My blogroll is awash in posts that suggest children should be praised for their achievements rather than for their way of being. (Here is one of them, but I can easily find about 30 more). Simply put, instead of saying “you are so beautiful!” or “you are very intelligent!”, adults should tell children things like “You tried really hard!” and “You obviously put a lot of work in it!”
To me, the latter form of “praise” sounds like a passive-aggressive form of condescension. If you don’t see what I mean, just imagine yourself, as you are today, hearing both kinds of praise from the most significant people in your life. What would you prefer to hear from your romantic partner, “You look beautiful!” of “I can see how hard you work to look good”?
If you remember that children are just as human as you are and their only difference is that they are a lot more dependent than adults, you can imagine what the “praise for achievement” does to their feelings of self-worth and security in the world. As an adult, you can always just dump the loser who condescends to you with “Good job!” instead of praising you for what you are and who expects you to jump out of your skin to deserve her or his regard. A child has nowhere to go.
I have an opportunity to see the results of both systems of upbringing on a daily basis. N.* and I are products of these competing approaches. As I was growing up, the great-grandparents and grand-parents who raised me kept telling me how beautiful, intelligent, and phenomenal I was. They would sit around me with their mouths gaping open and eyes clouded with tears of delight (seriously, I’m not exaggerating) and repeat, “Oh, isn’t she beautiful? She is the most beautiful little girl in the world. And have you noticed how smart she is? Smart, pshaw! She is so much more than smart! The kid is a genius!”
As a result, I grew up with a feeling – a very basic, crucial, life-forming feeling – that the world is kind and welcoming towards me, that everything will turn out right, all problems can be solved, and everybody likes me**. And isn’t this the most important thing?
N., on the other hand, was always praised only for achievement. Good grades, good behavior, success at athletics. As a little boy, he once grew so desperate to hear a single word of unconditional approval and love that he asked his mother, “Mommy, am I good-looking?” The mother didn’t respond, so N. decided – in a way that cannot be shaken by any evidence to the contrary 30 years since – that he is ugly. I mean, if even your own mother can’t force herself to say you look good, then the only conclusion a child can draw is that he must be really disfigured.
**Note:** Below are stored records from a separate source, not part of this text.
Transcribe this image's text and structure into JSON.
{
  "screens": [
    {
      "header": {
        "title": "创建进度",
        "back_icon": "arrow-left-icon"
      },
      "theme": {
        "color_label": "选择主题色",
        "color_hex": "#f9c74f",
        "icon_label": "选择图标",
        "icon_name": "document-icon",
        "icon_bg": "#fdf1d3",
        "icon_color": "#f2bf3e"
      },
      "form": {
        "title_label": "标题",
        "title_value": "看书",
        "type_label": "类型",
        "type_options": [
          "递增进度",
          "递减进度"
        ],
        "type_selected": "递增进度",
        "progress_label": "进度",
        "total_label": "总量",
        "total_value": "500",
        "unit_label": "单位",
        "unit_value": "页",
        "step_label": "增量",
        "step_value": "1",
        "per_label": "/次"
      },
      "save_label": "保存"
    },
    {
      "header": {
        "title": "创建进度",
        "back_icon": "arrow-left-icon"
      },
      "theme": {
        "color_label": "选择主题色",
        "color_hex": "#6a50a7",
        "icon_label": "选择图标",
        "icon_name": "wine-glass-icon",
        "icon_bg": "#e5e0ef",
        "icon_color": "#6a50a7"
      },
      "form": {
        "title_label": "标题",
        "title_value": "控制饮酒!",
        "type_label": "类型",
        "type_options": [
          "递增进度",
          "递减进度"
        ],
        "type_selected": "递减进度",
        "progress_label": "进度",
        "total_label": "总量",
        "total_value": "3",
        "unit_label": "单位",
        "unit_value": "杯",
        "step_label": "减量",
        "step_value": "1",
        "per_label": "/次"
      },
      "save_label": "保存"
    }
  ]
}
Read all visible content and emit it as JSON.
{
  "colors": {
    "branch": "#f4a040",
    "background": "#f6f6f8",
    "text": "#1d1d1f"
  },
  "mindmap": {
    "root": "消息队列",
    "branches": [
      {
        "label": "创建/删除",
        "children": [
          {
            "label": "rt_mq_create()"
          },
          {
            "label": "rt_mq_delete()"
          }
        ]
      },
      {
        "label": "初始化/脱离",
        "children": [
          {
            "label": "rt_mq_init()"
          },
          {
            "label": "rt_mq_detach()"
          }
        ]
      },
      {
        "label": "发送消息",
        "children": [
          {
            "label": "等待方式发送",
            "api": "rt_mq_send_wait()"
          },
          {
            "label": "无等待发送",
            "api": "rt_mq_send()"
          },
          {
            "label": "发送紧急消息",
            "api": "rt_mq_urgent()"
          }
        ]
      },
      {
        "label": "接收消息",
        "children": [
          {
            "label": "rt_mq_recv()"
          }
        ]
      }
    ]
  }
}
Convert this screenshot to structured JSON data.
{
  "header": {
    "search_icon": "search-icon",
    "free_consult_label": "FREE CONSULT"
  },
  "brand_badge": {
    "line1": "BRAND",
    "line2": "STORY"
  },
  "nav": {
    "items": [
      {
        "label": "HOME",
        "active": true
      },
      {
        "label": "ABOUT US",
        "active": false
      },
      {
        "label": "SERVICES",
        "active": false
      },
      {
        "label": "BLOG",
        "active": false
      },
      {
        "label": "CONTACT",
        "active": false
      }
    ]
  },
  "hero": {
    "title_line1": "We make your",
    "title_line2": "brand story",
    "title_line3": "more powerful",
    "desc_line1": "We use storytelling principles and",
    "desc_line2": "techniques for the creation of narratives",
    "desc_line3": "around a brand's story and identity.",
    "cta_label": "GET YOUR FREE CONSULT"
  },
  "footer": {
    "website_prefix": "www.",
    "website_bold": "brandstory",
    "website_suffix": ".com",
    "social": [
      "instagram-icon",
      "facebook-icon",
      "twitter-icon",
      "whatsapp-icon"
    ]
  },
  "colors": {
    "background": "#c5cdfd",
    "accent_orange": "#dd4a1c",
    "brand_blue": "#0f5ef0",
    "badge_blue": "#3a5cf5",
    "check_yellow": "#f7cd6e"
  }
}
As a result, he grew up with a feeling – a very basic, crucial, life-forming feeling – that the world is treacherous and dangerous, that nothing will ever turn out right, that misfortune can befall him at any turn, and that nobody likes him. Does this sound like a very happy worldview?
I think that people should ask themselves, “Do I want to raise a convenient, easy-to-manage child? Or a happy one?” If you prefer ease of management, then feel free to manipulate with achievement praise, making the kid think s/he has to keep buying love and regard. If your goal is the child’s happiness, then show the kid that s/he is loved just as s/he is. It is important not to sacrifice the long-term goal of bringing up a happy adult to the short-term goal of having the kid complete some insignificant third-grade project that will be forgotten in fifteen minutes.
* As usual, I never publish any stories about N. without his express permission.
** This happy world-view got somewhat messed up when I lived in New Haven but I have now almost completely recovered it.